Editorial: Reject stealth attempt to open western Martin

August 9, 2005

Reject stealth attempt to open western Martin

The Martin County Commission has two items on today's agenda that commissioners could best deal with by doing nothing.

The first is a little-noticed proposal to change Martin's growth plan to ease rules for extending water and sewer lines to rural areas. The change would allow water and sewer service anywhere within the county's secondary urban services area, with the commission's consent. It is one of those details that often escape public notice. The county draws a line -- the urban services boundary -- beyond which it won't provide utility service. A second line defines the secondary urban services district, an area of about 10,000 acres between urban and agricultural areas. Water and sewer services are not provided in the secondary area. The prohibition blocks most development.

The commission has made some exceptions to the rule and extended water and sewer to that secondary district -- but only if the land is within 660 feet of the primary urban services district, the area where the highest-density development is allowed. The change commissioners consider today, and which the county staff recommends, would allow the connection no matter how far the property is from the primary urban area. As Martin County Conservation Alliance Chairwoman Donna Melzer notes in a letter to the commission, the change "creates destructive loopholes" and would allow the commission to bypass the growth plan rules with a simple vote.
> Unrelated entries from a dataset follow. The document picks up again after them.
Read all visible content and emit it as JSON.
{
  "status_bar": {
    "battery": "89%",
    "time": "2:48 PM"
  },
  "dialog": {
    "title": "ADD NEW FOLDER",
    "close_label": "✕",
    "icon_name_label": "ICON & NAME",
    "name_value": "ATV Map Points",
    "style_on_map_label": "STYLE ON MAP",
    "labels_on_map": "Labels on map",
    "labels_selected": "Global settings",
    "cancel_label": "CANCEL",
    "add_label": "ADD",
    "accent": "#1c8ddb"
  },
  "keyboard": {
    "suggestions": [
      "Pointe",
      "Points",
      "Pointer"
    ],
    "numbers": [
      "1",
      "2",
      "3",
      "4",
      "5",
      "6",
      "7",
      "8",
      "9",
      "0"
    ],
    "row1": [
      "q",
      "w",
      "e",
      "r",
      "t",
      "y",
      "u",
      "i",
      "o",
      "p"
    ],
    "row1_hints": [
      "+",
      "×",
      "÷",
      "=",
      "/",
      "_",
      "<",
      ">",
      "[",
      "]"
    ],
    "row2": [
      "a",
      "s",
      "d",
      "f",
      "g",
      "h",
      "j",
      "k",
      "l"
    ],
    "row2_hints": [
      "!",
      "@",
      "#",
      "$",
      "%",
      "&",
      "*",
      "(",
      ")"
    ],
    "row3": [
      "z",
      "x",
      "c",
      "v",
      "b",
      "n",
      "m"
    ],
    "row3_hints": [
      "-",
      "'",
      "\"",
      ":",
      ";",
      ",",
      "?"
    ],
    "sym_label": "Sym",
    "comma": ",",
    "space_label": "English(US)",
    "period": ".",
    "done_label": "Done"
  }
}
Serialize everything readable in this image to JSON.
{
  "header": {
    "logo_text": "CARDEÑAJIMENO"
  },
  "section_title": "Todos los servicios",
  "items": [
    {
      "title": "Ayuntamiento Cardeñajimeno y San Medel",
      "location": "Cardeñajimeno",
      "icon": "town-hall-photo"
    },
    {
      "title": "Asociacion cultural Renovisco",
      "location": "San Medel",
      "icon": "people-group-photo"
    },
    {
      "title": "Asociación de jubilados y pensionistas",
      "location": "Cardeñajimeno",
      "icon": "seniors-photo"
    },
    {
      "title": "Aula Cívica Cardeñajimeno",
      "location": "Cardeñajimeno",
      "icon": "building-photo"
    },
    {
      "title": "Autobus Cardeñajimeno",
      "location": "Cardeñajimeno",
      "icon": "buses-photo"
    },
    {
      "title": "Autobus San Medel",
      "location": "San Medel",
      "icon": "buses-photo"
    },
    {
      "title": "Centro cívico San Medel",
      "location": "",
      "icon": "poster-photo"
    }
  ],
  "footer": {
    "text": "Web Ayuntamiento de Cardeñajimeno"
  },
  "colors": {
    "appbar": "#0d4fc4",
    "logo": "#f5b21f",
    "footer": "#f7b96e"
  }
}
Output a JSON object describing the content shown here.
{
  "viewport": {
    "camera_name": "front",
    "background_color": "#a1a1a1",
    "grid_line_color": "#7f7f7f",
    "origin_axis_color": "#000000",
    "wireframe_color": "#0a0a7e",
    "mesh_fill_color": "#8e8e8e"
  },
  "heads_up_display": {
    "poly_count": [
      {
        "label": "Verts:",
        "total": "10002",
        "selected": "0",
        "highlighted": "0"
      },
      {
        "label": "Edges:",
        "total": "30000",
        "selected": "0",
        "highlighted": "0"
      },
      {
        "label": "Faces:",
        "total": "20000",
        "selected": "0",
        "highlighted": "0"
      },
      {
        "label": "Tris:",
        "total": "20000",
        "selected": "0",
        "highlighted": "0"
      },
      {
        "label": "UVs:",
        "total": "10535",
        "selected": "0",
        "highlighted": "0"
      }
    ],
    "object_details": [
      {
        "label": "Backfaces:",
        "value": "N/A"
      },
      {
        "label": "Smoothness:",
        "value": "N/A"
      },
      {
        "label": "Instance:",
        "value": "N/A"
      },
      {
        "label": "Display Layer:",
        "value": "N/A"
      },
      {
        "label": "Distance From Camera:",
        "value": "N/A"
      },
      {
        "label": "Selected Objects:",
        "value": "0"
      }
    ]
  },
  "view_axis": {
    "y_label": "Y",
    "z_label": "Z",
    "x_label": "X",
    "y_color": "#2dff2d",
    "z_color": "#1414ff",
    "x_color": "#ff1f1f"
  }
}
The change could effectively eliminate the urban services boundary, whose purpose is to contain urban growth within a specific area. If the county extends water and sewer service to rural areas, the rural areas become urban. Increased numbers of homes are allowed where, in essence, they were prohibited before by lack of services. Soon, the growth boundary no longer exists.

The second item the commission can skip? Hiring a consultant to make plans for Martin's agricultural lands. The consultants vying for the job want $300,000 and $500,000 respectively, for an eight-month study. The growth plan allows 20-acre ranchettes on the land, a solution that has held off sprawl development for two decades. The commission should ensure that former Commissioner Mary Dawson, who owns land in western Martin, is not part of the project. Membership in her Friends of Martin County is heavily weighted toward developers, landowners and others who could profit from changes to rules on western lands.

Both the growth plan amendment and the rural lands study are back-door attempts to grease the way for more growth. Neither is a way to make public policy.